Вот поезд – это действительно прогресс, по сравнению с телегой или каретой. Самолет – явление избыточное.
Да и в нашей, управленческой сфере? Сейчас получили по телефону или факсу сообщение, немедленно и отреагировать надо. А там прочитал шедшее две недели, а то и два месяца, письмо, пару суток подумал, посоветовался с кем надо, написал, поправил, перебелил, отправил, зная, что месяц туда – месяц сюда, почти никакой разницы. Снабженные общими инструкциями исполнители на местах приучены принимать оптимальные решения, исходя из обстановки. Правителю достаточно было умения подбирать людей и ставить общую задачу, исходя из государственных интересов. Проблема повседневного непосредственного руководства перед ним не стояла.
Нет, поверьте мне, Владимир Дмитриевич, те времена перед нашими многие преимущества имеют…
Беседа, хоть и светская, Каверзневу начинала надоедать. Скорее всего потому, что роли собеседников были неравны. Ну как представить настроения и ход мыслей короля Генриха IV, явившегося на покаяние и капитуляцию к папе Григорию VII в Каноссу. Весело было первому выслушивать самые благодушные излияния второго?
– Давайте подводить итоги, Ваше Императорское Высочество, – несколько раздраженно сказал премьер, – перед тем, как перейдем к капусте.
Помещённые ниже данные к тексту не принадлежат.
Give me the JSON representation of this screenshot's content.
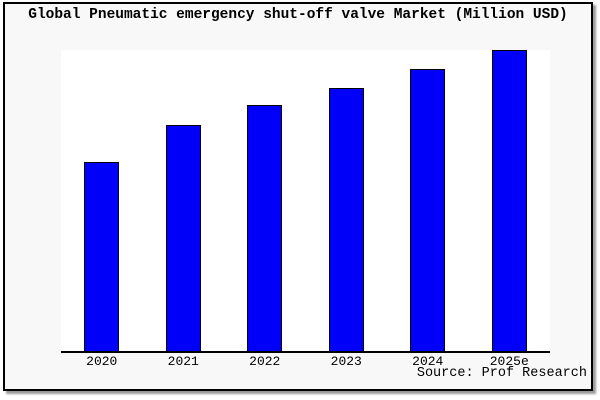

– Давайте, – охотно согласился князь. – Чтобы, по словам персонажа одной бульварной книжечки, не размазывать манную кашу по чистому столу, правильно будет, я думаю, в проект мысленного варианта меморандума, который наверняка сейчас составляете и вы, и я, записать нечто вроде нижеследующего: «Обсудив при личной встрече события, имеющие место быть в одной из территорий Государства Российского, оценив происходящую от них угрозу самому государственному устройству, приняв во внимание позицию союзников по Тихо-Атлантическому союзу, взвесив юридические и нравственные основания и последствия принимаемых решений, высокие договаривающиеся стороны предположили…
Князь помолчал пару секунд, ожидая, не добавит ли к его словам премьер что-нибудь существенное, не дождался и продолжил:
– …предположили, что в сложившихся обстоятельствах премьер-министр и Верховный главнокомандующий Российской армией и флотом В.Д. Каверзнев, основываясь на таких-то и таких-то пунктах Конституции и соответствующих подзаконных актов, считает необходимым вверить непосредственное руководство армией и флотом ныне занимающему должность Местоблюстителя Российского престола гражданину Романову О.К. С передачей означенному гражданину всех вытекающих из данного назначения обязанностей, прав и дисциплинарных функций. Что подтверждается постановлением Правительства № такой-то от такого-то числа октября месяца сего, 2005 года. Прочие обязанности главы государства, а также и иные, вытекающие из условий Чрезвычайного положения, оставляю за собой. Дата, подпись. Имеете что-нибудь возразить?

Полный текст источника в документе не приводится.